Headlines these days refer to central bankers "setting inflation targets" and "anchoring expectations." Presidential candidates extol the merits of early childhood development. Politicians condemn "too-big-to-fail" bank bailouts. Cryptocurrency raises questions about the very nature of money.

These terms and theories might sound like products of East Coast intellectuals and enigmatic think tanks. But, in fact, they're as Minnesotan as corn dogs and walleye — born from a historic partnership between the University of Minnesota and the Federal Reserve Bank of Minneapolis. Indeed, much of today's economic discourse and policymaking builds on an intellectual foundation laid in our backyard, 50 years ago.

It's a foundation we'll honor later this month as some of the world's most distinguished economists gather to discuss and salute the legacy and future of a remarkable Minnesota collaboration.

Six of the pioneering scholars who will convene here for an academic conference — Lars Peter Hansen, Finn Kydland, Robert Lucas, Edward Prescott, Thomas Sargent and Christopher Sims — are Nobel laureates who have conducted research at the University of Minnesota and the Minneapolis Fed (four as employees or while still grad students). Prescott, Sargent, Sims and their colleague Neil Wallace will take the stage Thursday, Aug. 22, at the U's Ted Mann Concert Hall in a free public event — "The Four Horsemen of the Economic Revolution" — starting at 5 p.m.

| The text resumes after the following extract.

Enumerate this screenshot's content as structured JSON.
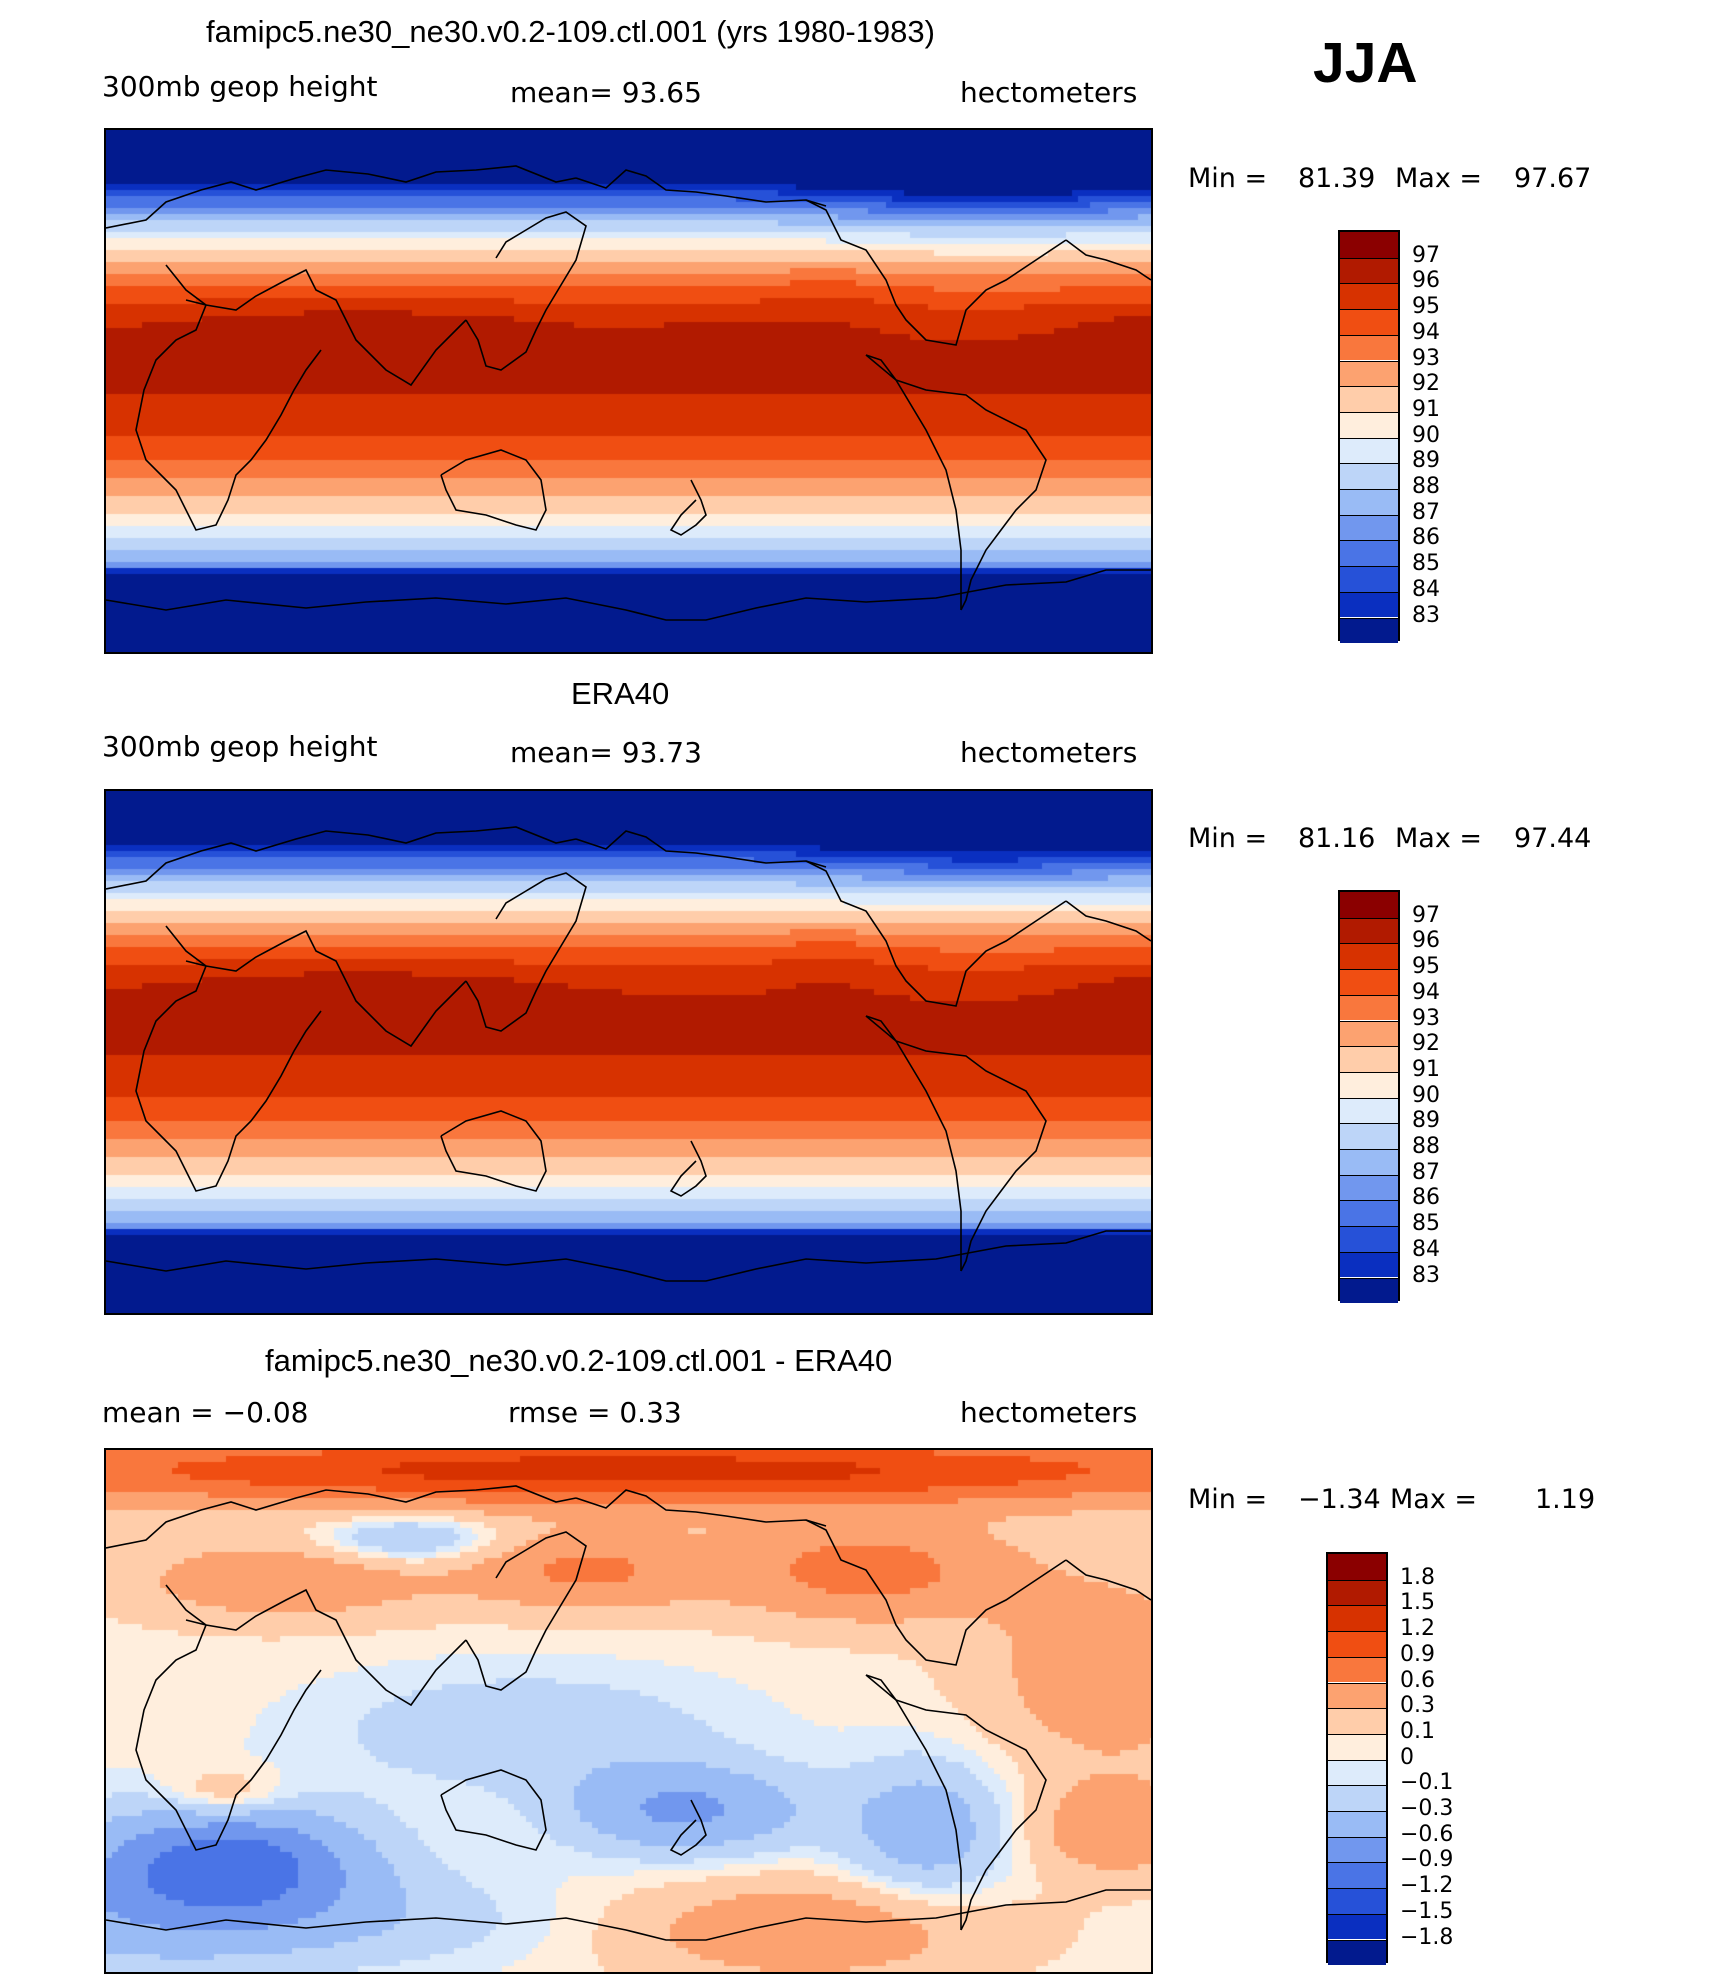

The University-Fed partnership dates back to the late 1960s. Revolution was in the air, and economics was not immune. Prevailing economic theory could not explain why prices rose as jobs vanished. Nor did it offer a policy solution. President Richard Nixon tried wage and price controls. President Gerald Ford launched "Whip Inflation Now." Both policies failed. Mainstream economists had no answers.

Out of this turmoil, the partnership between economists at the U and the Minneapolis Fed was born. Together, they worked to understand the causes of high inflation and economic stagnation. Understanding led to better policy prescriptions championed by Minneapolis Fed leaders. The result was a revolution in both economic scholarship and policy.

Lessons learned then remain relevant for today. Take the idea that economic policy affects the economy by changing people's expectations of future policy. One implication is that the Fed's most powerful tool is its credibility. Much of what the Fed currently does — the 2 percent inflation target to "anchor" inflation expectations, "forward guidance" on interest rates — builds credibility.

Other lessons have been harder to teach. Long before the global financial crisis, the partnership warned of "too-big-to-fail" banks. We also warned that the implicit promise of government bailouts of banks would lead to excessive risk-taking. These risks remain a problem despite the crisis; we offer a solution in the Minneapolis Plan to End Too Big to Fail.

The partnership's lessons remain relevant for today's scholarship as well. Economists everywhere continue to build on our research into the causes of business cycles. And our research scholars continue to tackle some of the toughest economic problems of our time.

• Dramatic disparities in economic circumstance and opportunity are the focus of taxation and social safety net analyses by our economists.

• Achievement gaps are the target of the Minneapolis Fed's nationally recognized economic research on the importance of investing in early childhood development.

• Addressing economic disparities through research and policy solutions is central to the mission of the Minneapolis Fed's Opportunity & Inclusive Growth Institute and the University's Heller-Hurwicz Economics Institute.

• Recurrent sovereign debt crises that afflict nations worldwide are addressed by analyses and policy recommendations developed in Minneapolis.

• Sustained research on optimal fiscal and monetary policy highlights the importance of clarity and consistency in guiding public expectations.

What's most impressive is how quickly these theoretical advances have been introduced into policy debates, a truly quick move to market. One of the deep legacies of the Minnesota partnership is the understanding that solid economic research is the bedrock of sound economic policy.

But this week's conference is not a mere celebration of bygone research. Our glory days have not passed. Energetic, smart graduate students continue to shuttle between the university and the Fed, and they are proof that the future of the partnership is brilliant. In ways we cannot begin to imagine, when it comes to economic theory and policy, they will launch the next revolutions.

Art Rolnick is a former senior vice president and director of research at the Federal Reserve Bank of Minneapolis and now a senior fellow at the University of Minnesota's Humphrey School of Public Affairs. Mark L.J. Wright is a current Minneapolis Fed senior vice president and director of research.